Docker and Microservices — Why do they make us better computer science engineers? — Part 1

12 min readJul 15, 2016

Its 2016. And we cannot not say these two words. Docker, Docker, Docker! Microservices, Microservices, Microservice!

There, I said it. My due for the year is finally officially over.

Now let’s talk more about the buzz. Docker and Microservices, they both have suddenly taken the industry by storm, and every other conference or meetup has a number of talks sincerely dedicated to these two topics. Wonder why is that? Because they are really important, they are the next deal. Well, you can survive without those two for sure for whatever number of years you want to survive and still create history, a dent even. But having Docker and Microservices by your side, its like having Optimus Prime with the Transformers and IronMan with the rest of the Avengers by your side and you will be so powerful and strong that problems will remain at bay.

Well, however superhero wannabe that sounds like, its true but also it continues to remain true until it doesn’t. And that is what we will discuss in some detail here.

Docker and Microservices are great but it also comes with their unique set of requirements, dedication, hard work and sometimes tearing-your-hairs-apart situation too. We will try to go in and out of both of them today. And try to see, why do they make us better computer science engineers?

Docker and Containers

Good news fellows, specially the ops engineers, your sorry days are going to get better if not the best. Docker tries to ensure that.

Before we start talking about Docker, let’s talk about containers in general. Containers? Hmmmm…Let’s come back to it later. Before containers, let’s discuss about Virtual Machines (good old VMs). What do we know about them?

Well, both Containers and VMs are similar in their goals, they isolate applications and their dependencies into a self-contained unit that can run anywhere.

VMs are machine based virtualization technology, it emulates a real machine, hence the name “virtual machine”. VMs run on top of a physical machine using a “hypervisor”. A hypervisor, in turn, runs on either a host machine or on “bare-metal”. VMs which allow you to run many full fledge Operating Systems where you can run your applications, install software and do whatever you want exactly like you do on your present OS. The “hypervisor” running either on a “host-machine” or on “bare-metal” which provides the VMs which run on top of the hypervisors access to host-machine’s or bare-metals’ system resources like CPU, RAM, Storage etc.

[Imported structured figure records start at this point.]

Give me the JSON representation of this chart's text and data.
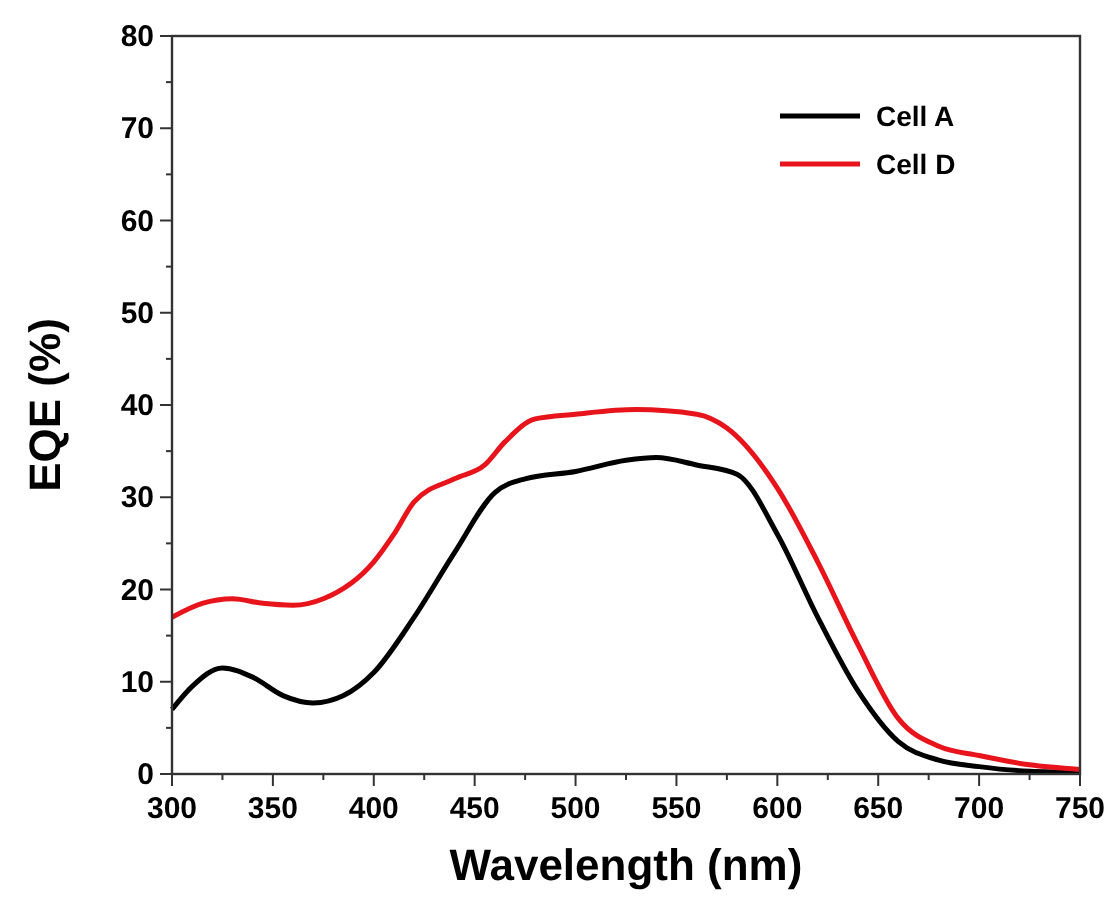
{
  "chart_data": {
    "type": "line",
    "xlabel": "Wavelength (nm)",
    "ylabel": "EQE (%)",
    "xlim": [
      300,
      750
    ],
    "xticks": [
      300,
      350,
      400,
      450,
      500,
      550,
      600,
      650,
      700,
      750
    ],
    "ylim": [
      0,
      80
    ],
    "yticks": [
      0,
      10,
      20,
      30,
      40,
      50,
      60,
      70,
      80
    ],
    "grid": false,
    "legend": "top right",
    "marker": "none",
    "line_style": "solid",
    "series": [
      {
        "name": "Cell A",
        "color": "#000000",
        "x": [
          300,
          310,
          325,
          340,
          355,
          370,
          385,
          400,
          420,
          440,
          460,
          475,
          500,
          525,
          540,
          560,
          580,
          600,
          620,
          640,
          660,
          680,
          700,
          725,
          750
        ],
        "values": [
          7,
          9.5,
          11.5,
          10.5,
          8.5,
          7.7,
          8.5,
          11,
          17,
          24,
          30.5,
          32,
          32.8,
          34,
          34.3,
          33.5,
          32.5,
          26,
          17,
          9,
          3.5,
          1.5,
          0.8,
          0.3,
          0.2
        ]
      },
      {
        "name": "Cell D",
        "color": "#e8141b",
        "x": [
          300,
          315,
          330,
          345,
          360,
          375,
          400,
          410,
          420,
          440,
          455,
          465,
          480,
          500,
          530,
          560,
          575,
          600,
          620,
          640,
          660,
          680,
          700,
          725,
          750
        ],
        "values": [
          17,
          18.5,
          19,
          18.5,
          18.3,
          19,
          23,
          26,
          29.5,
          32,
          33.5,
          36,
          38.5,
          39,
          39.5,
          39,
          37.5,
          31,
          23,
          14,
          6,
          3,
          2,
          1,
          0.5
        ]
      }
    ]
  }
}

You can run multiple VMs having different OSs and applications running on the VMs all that on a single host. The resources of the host thus get distributed among the VMs. So if one VM is running a more resource heavy application, you might allocate more resources to that one than the other VMs running on the same host machine. The catch is, its not a real machine, its a virtual machine. It means, VMs let the applications and processes running inside it, feel that they are running in an isolated system which has full access to the CPUs, the RAMs, the Storage as if the VM is the only machine. But the magic is, multiple VMs can run on a single host using bare metal hypervisors or host machine based hypervisors.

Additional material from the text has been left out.